If greater competition is to be encouraged in commercial publishing, it should begin by changing the criteria by which researchers are evaluated everywhere. Once people start becoming conscious of issues such as open access while submitting papers, there will be a greater wealth of open access content, and with this greater wealth, libraries can make more credible threats to commercial publishers to withdraw subscription unless they lower rates and/or adopt open access policies.
Economic crisis: bargaining chip for libraries
As I’ve described above, the main problem with pushing for competition in commercial publishing is that researchers have other things to worry about, library users don’t have to pay for access, and the most influential libraries are also usually rich enough to afford subscriptions. They cannot make credible threats to withdraw subscriptions when they’re flush with money, simply because they’d rather not draw the ire of researchers, who don’t want to have the inconvenience of not having subscriptions.
But economic crisis may paradoxically give libraries greater bargaining power. Constrained for resources, libraries can threaten to withdraw subscriptions, and many libraries at large universities have started doing so. Consider, for instance, that Harvard University is laying off librarians and cutting subscriptions. The increased bargaining power of libraries means that journals either have to justify themselves to libraries in terms of reduced costs or increased importance to library users.
(That poverty can lead to greater bargaining power is not a new concept. Poorer and more cash-strapped consumers are usually more aggressive at looking for better deals, hence forcing producers to compete more. Cash-strapped corporations can be more aggressive bargainers for their suppliers, since finding the cheapest supplier gets increased importance).
I personally think that the “fair copyright in research works” act is, on balance, a bad thing. The NIH public access policy seems a good thing, largely because of its indirect effects (though I cannot comment on whether a specific time-frame of one year is too long, too short, or just right), but I also believe that its greater importance would be to introduce openness and breadth of availability of one’s research as a parameter to evaluate researchers. The NIH’s policy may have helped in bringing this to the surface, but systemic changes in incentives across the board is what is necessary.
At the end of the day, it is possible that a lot of commercial publishers will embrace open access, perhaps with a lag time (such as the NIH’s one year).

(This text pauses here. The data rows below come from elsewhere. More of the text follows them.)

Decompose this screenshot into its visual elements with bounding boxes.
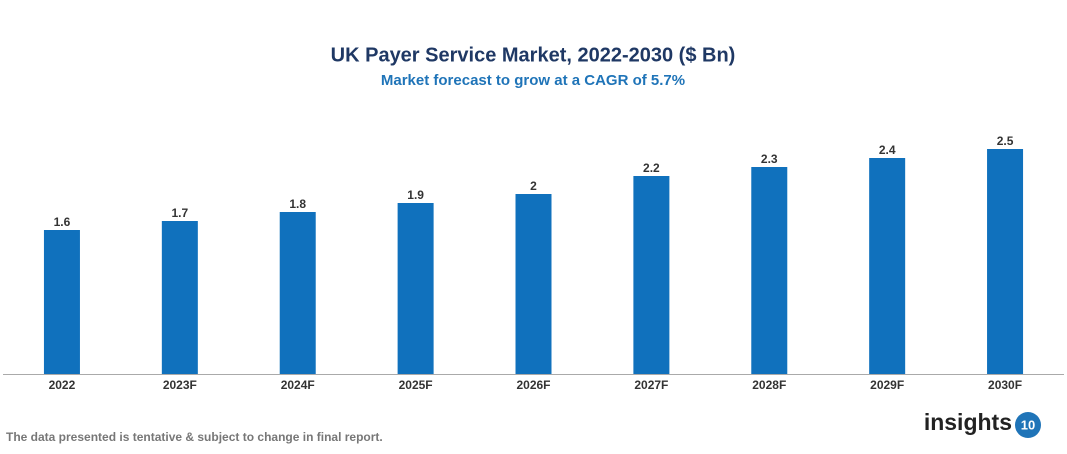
bar [987,149,1024,374]
value-label: 1.6 [54,215,71,229]
brand-badge [1015,412,1041,438]
bar [751,167,788,374]
bar [161,221,198,374]
x-tick-label: 2023F [163,378,197,392]
x-tick-label: 2030F [988,378,1022,392]
value-label: 2.3 [761,152,778,166]
bar [869,158,906,374]
chart-title: UK Payer Service Market, 2022-2030 ($ Bn… [331,44,736,66]
value-label: 1.9 [407,188,424,202]
x-tick-label: 2025F [399,378,433,392]
value-label: 2.2 [643,161,660,175]
x-tick-label: 2026F [516,378,550,392]
value-label: 1.7 [171,206,188,220]
value-label: 2 [530,179,537,193]
x-tick-label: 2027F [634,378,668,392]
value-label: 2.4 [879,143,896,157]
bar [397,203,434,374]
bar [633,176,670,374]
x-tick-label: 2024F [281,378,315,392]
brand-logo: insights [924,409,1012,435]
x-tick-label: 2029F [870,378,904,392]
bar [43,230,80,374]
value-label: 2.5 [997,134,1014,148]
value-label: 1.8 [289,197,306,211]
bar [515,194,552,374]
footnote: The data presented is tentative & subjec… [6,430,383,444]
x-tick-label: 2022 [49,378,76,392]
chart-subtitle: Market forecast to grow at a CAGR of 5.7… [381,72,685,89]
brand-number: 10 [1021,417,1035,432]
x-tick-label: 2028F [752,378,786,392]
bar [279,212,316,374]
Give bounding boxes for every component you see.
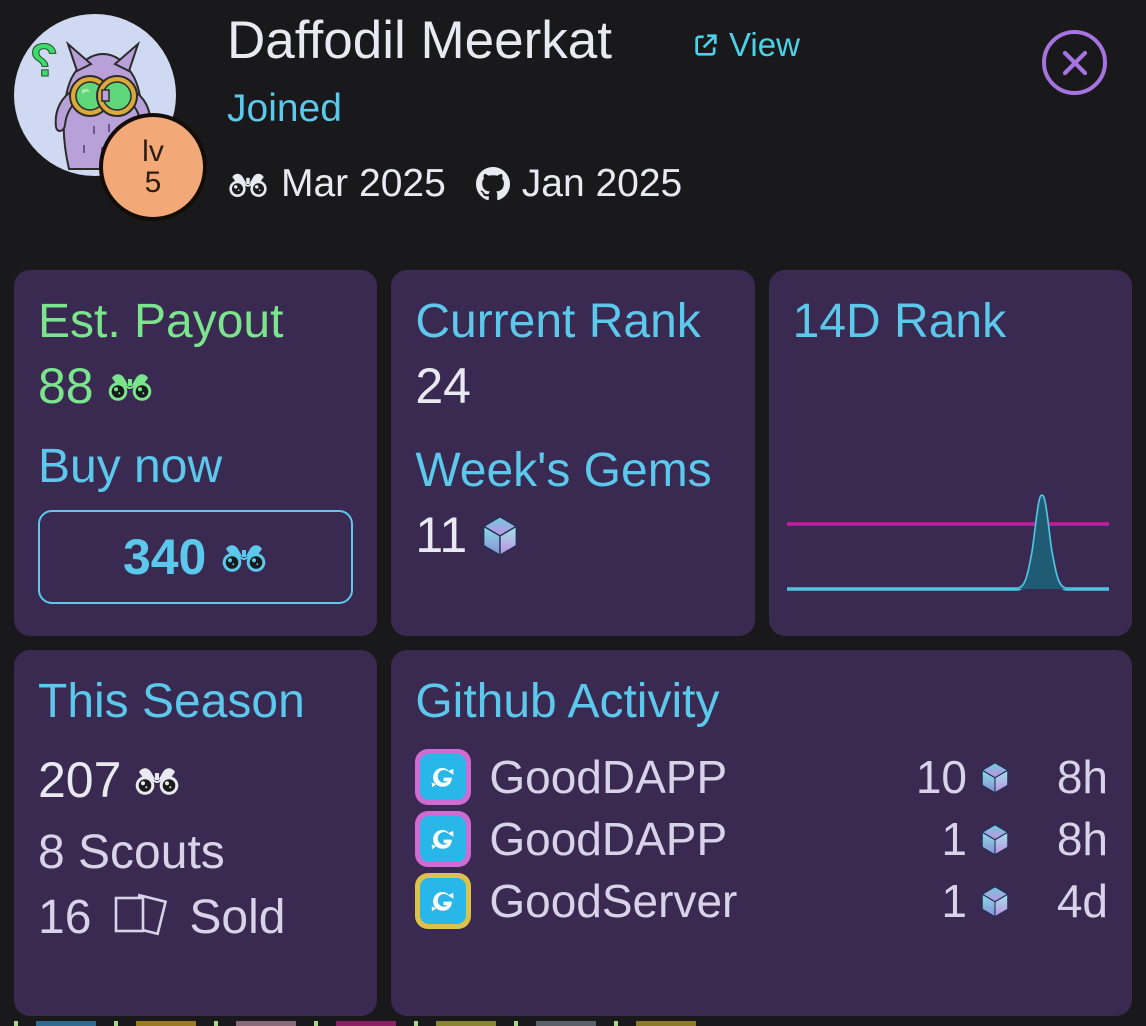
svg-text:?: ? [30, 34, 58, 86]
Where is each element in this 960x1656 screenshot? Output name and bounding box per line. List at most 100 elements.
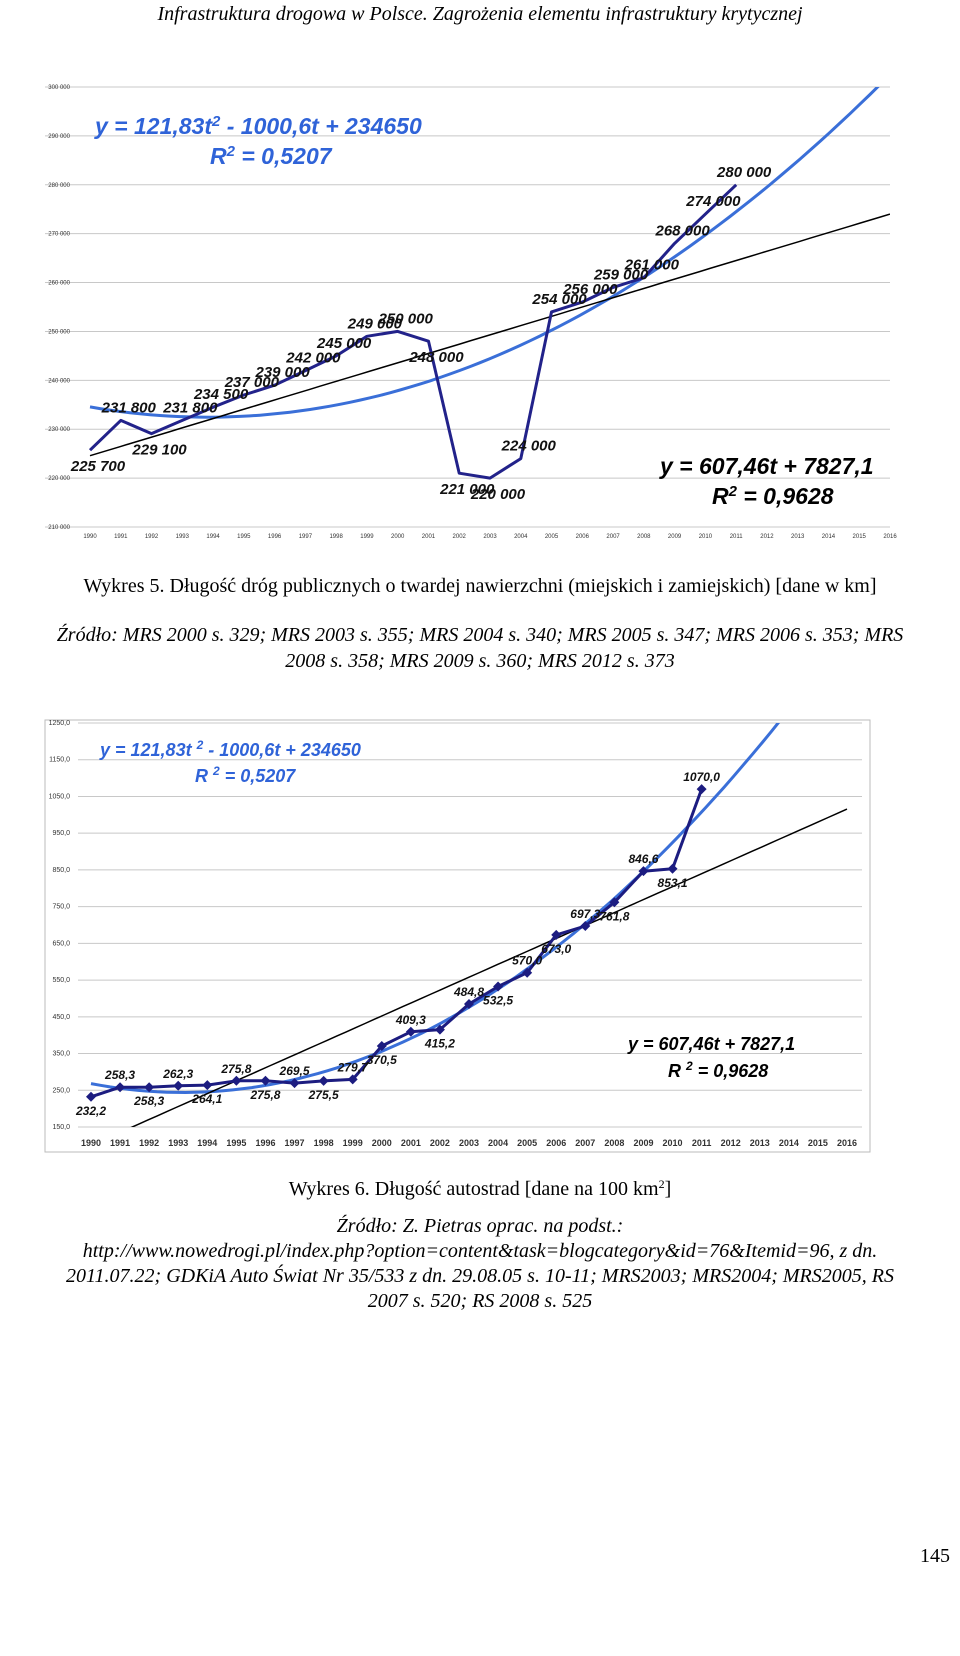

Some commercial publishers may offer more of immediate circulation traded off with a greater time gap for open access. In other words, open access may be traded partly for other benefits, but it may hopefully be one of the items to be bargained and competed about.
I discovered some old articles in the AMS Notices on related issues:
Scientific Pulishing: A Mathematician’s Viewpoint by Joan S. Birman, July 2000 (Volume 47, Number 7)
Reforming Scholarly Publishing in the Sciences: A Librarian Perspective by Joseph J. Bramin and Mary Case, April 1998 (Volume 45, Number 4)
Pricing of Scientific Publications: A Commercial Publisher’s Point of View by Edwin F. Beschler, November 1998 (Volume 45, Number 10).